Хорошо стреляет Иванов. Рука не шелохнется и пули ложатся кучно, одна к одной. Все улыбка на его лице, даже детская какая-то. Только глаза смотрят прозрачно. Теперь он ест вместе со всеми. И как будто стесняется при этом: рукой он прикрывает миску, когда сгребает со дна
Узнаем, что скоро едем. Нас выстраивают на плацу. Приходит какой-то высокий полковник. С ним майор из комендатуры и старший лейтенант с юридическими погонами, который принимал тюремных. Два раза зачем-то проходим строем. Без песни: нам не положено.
Полковник совсем старый, с провисшими сзади на сухом теле брюками, но злой. Неизвестно даже, откуда он появился: то ли местный, то ли инспектор из округа. Вытянув большие фиолетовые губы трубочкой, он вслух считает ряды. При этом он помахивает в такт рукой.
Мы идем плохо, без чувства. Тюремные вообще топчутся как попало. Капитан стоит, будто это его не касается.
— От-ставить! — громко кричит полковник и поворачивается к капитану Правоторову. — Чем вы занимались с ними все эти дни?! Я вас спрашиваю, товарищ капитан!

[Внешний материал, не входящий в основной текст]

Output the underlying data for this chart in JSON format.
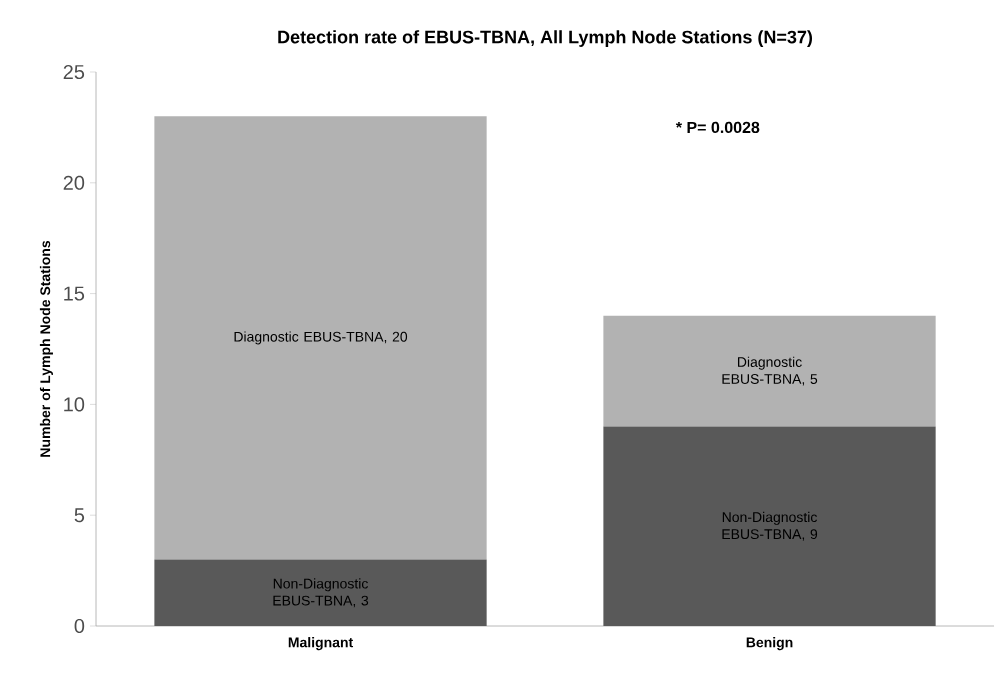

Капитан Правоторов с удивлением поднимает глаза на полковника, будто впервые его увидел. Потом что-то негромко говорит. И рот у полковника вдруг делается совсем круглым.
— Вы… рапорт…
Но капитан уже не слушает его. Полковник идет к калитке, проделанной в заграждении из проволоки, и его пышные брюки-галифе мотаются под ветром из стороны в сторону, будто ничего нет под ними. В строю довольны. Кажется, мы слышали, что сказал инспектору капитан Правоторов…
В последний день мы, взводные, сидим в канцелярии и пишем списки: кто, откуда, по приказу или по суду, на сколько. Входят конвойные, ведут еще двоих. Перестаем писать, смотрим с удивлением. Старшина и ефрейтор поднимают и тут же опускают головы.

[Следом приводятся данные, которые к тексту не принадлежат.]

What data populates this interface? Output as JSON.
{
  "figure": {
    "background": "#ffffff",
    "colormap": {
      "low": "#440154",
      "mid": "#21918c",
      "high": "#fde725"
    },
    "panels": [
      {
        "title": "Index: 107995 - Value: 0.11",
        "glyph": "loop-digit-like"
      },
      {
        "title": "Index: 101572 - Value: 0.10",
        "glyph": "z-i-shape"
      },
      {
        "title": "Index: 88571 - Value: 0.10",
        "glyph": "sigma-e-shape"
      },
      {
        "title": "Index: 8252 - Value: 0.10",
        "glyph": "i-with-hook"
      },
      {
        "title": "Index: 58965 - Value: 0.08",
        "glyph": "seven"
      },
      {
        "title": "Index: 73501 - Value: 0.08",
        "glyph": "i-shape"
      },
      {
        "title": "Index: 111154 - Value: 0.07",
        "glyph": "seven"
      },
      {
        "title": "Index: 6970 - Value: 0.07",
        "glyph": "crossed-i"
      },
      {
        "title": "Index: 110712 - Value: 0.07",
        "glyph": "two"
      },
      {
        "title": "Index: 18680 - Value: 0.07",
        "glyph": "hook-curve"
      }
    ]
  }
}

Те, которых привели, совсем еще пацаны, можно сказать. Одному и шестнадцати, наверно, нет, а другому и вовсе тринадцать или четырнадцать.

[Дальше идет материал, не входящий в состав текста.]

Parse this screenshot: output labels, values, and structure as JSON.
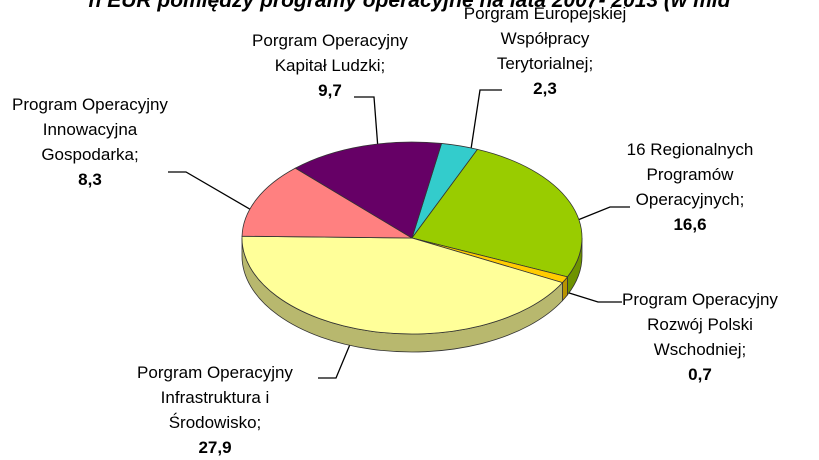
{
  "chart_data": {
    "type": "pie3d",
    "title": "h EUR pomiędzy programy operacyjne na lata 2007- 2013 (w mld",
    "categories": [
      "Porgram Europejskiej\nWspółpracy\nTerytorialnej;",
      "16 Regionalnych\nProgramów\nOperacyjnych;",
      "Program Operacyjny\nRozwój Polski\nWschodniej;",
      "Porgram Operacyjny\nInfrastruktura i\nŚrodowisko;",
      "Program Operacyjny\nInnowacyjna\nGospodarka;",
      "Porgram Operacyjny\nKapitał Ludzki;"
    ],
    "values": [
      2.3,
      16.6,
      0.7,
      27.9,
      8.3,
      9.7
    ],
    "value_labels": [
      "2,3",
      "16,6",
      "0,7",
      "27,9",
      "8,3",
      "9,7"
    ],
    "colors": [
      "#33cccc",
      "#99cc00",
      "#ffcc00",
      "#ffff99",
      "#ff8080",
      "#660066"
    ]
  }
}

— Так… Хрусталев, Рудман. — Капитан Правоторов медленно читает сопроводительные документы. — Групповое хищение со взломом. На всю катушку. Что же похитили вы там?
Пацаны переглядываются.
— Муку, — глухо говорит старший.
— Так, муку…
Оба худые, в каких-то опорках. Старший совсем бледный, так что синие жилки видны на лице. Другой — маленький, черный — всякий раз вздрагивает от вопросов. Вместо рубашки у него какая-то кофта с розовыми полосами, как видно, перешитая из женской одежды.
— Эвакуированные? — спрашивает капитан.
Оба почему-то опускают головы.
— Где же вы… это?
— На станции…
Старший уже смелее рассказывает: вагон стоял. Он, Вадька, маленький, с крыши полез и торбу с мукой мне передал. Тут как раз и милиция, вохра [29] …
29
Вохра — военизированная охрана.
Приходит старший лейтенант с узкими погонами, за которым послали. Он читает документы, поглядывая на пацанов. Потом они с капитаном тихо говорят о чем-то.
— Сколько вам лет? — спрашивает старший лейтенант.
— Восемнадцать! —
поспешно, в один голос отвечают пацаны.Капитан нетерпеливо постукивает рукой по столу. Старший лейтенант еще раз смотрит на пацанов, быстро подписывает документы и отворачивается.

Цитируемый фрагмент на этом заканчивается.